He laid the foundation for sociolinguistics, and he showed that structures like class and race shaped speech as much as where someone lives.
William Labov, whose innovative research into regional variations in language — why New Yorkers drink wahtah but Philadelphians drink warter — won him acclaim as one of the most important linguists of the 20th century, died on Dec. 17 at his home in Philadelphia, where he had spent nearly 50 years as a professor at the University of Pennsylvania. He was 97.
Gillian Sankoff, his wife, said the cause was complications of Parkinson’s disease.
Dr. Labov (pronounced luh-BOEV) was considered the founder of sociolinguistics, a field that focuses on the way social structures like class, gender and race shape language — and vice versa.
Unlike most linguists before him, whose work was largely theoretical, he insisted on the importance of field work: He accumulated thousands of hours of tape-recorded interviews, which he would then dissect to isolate discrete differences in vowels and consonants.
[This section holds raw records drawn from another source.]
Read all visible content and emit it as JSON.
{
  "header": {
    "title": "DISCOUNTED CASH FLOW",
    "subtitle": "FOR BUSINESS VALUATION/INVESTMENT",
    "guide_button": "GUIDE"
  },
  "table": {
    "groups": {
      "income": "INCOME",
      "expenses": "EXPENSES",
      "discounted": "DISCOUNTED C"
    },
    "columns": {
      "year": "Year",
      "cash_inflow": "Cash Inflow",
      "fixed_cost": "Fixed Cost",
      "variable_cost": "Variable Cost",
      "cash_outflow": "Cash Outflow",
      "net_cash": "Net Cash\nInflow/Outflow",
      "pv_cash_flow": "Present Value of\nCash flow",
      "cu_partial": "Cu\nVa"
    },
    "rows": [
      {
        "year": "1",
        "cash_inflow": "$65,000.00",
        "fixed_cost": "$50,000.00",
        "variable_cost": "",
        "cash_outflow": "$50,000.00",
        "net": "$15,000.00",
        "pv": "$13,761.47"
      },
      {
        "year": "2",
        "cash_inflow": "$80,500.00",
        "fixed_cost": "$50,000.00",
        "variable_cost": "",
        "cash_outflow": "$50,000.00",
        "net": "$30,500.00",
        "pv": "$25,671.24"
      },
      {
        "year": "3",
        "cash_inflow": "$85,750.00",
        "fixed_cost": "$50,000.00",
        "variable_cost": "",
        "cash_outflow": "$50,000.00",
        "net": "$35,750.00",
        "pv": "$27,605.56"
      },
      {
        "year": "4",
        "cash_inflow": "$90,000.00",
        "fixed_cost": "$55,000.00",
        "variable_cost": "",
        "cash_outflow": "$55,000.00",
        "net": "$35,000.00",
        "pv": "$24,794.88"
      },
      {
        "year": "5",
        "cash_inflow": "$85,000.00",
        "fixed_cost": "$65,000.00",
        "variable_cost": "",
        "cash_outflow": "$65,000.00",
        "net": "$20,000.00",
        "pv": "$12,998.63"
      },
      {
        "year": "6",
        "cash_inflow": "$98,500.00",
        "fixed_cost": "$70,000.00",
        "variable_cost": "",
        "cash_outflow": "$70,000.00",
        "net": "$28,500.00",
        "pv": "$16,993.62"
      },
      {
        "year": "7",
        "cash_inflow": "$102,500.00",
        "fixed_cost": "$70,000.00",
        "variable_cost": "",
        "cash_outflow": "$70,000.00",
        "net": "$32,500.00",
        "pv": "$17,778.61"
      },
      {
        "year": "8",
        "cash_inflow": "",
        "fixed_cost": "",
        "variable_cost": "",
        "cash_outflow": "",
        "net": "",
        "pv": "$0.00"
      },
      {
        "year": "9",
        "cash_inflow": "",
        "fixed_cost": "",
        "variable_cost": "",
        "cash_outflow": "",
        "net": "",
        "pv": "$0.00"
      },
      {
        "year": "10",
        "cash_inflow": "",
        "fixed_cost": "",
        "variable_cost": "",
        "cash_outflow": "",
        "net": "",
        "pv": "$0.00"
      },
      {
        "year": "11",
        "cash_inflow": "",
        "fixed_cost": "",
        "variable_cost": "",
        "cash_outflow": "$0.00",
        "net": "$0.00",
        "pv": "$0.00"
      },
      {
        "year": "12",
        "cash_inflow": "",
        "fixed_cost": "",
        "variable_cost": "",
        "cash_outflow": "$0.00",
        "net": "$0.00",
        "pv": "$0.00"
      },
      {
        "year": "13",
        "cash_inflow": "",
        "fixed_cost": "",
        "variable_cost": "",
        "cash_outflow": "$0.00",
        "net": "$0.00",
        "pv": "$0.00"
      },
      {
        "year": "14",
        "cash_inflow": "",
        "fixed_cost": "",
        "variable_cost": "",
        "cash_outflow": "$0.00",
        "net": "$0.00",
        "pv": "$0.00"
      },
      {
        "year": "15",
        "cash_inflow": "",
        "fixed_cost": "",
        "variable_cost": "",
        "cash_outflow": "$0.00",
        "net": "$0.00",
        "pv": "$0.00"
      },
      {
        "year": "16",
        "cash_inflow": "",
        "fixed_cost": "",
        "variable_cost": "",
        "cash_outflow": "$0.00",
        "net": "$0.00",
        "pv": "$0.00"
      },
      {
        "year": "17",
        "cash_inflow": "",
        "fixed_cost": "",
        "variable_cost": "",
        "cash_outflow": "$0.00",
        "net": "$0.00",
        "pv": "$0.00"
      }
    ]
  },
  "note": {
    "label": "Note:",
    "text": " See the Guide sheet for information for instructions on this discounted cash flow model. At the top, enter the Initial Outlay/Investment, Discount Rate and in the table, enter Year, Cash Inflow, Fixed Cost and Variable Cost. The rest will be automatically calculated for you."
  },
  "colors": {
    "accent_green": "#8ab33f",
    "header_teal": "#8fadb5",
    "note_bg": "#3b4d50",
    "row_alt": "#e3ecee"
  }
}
“The work that I really want to do, the excitement and adventure of the field, comes in meeting the speakers of the language face to face, entering their homes, hanging out on corners, porches, taverns, pubs and bars,” he wrote in a 1987 paper.
To capture language as it is actually spoken, Dr. Labov devised clever methods to get people to let down their guard. In one famous study, he went to three department stores in New York City — high-end Saks Fifth Avenue, middle-class Macy’s and budget-level S. Klein — and asked for an item he knew was on the third or fourth floor.
What he found confirmed his hypothesis that the New York accent was shaped not just by region but by class: The more expensive the store, the more likely he was to hear the “r’s” in “fourth floor.”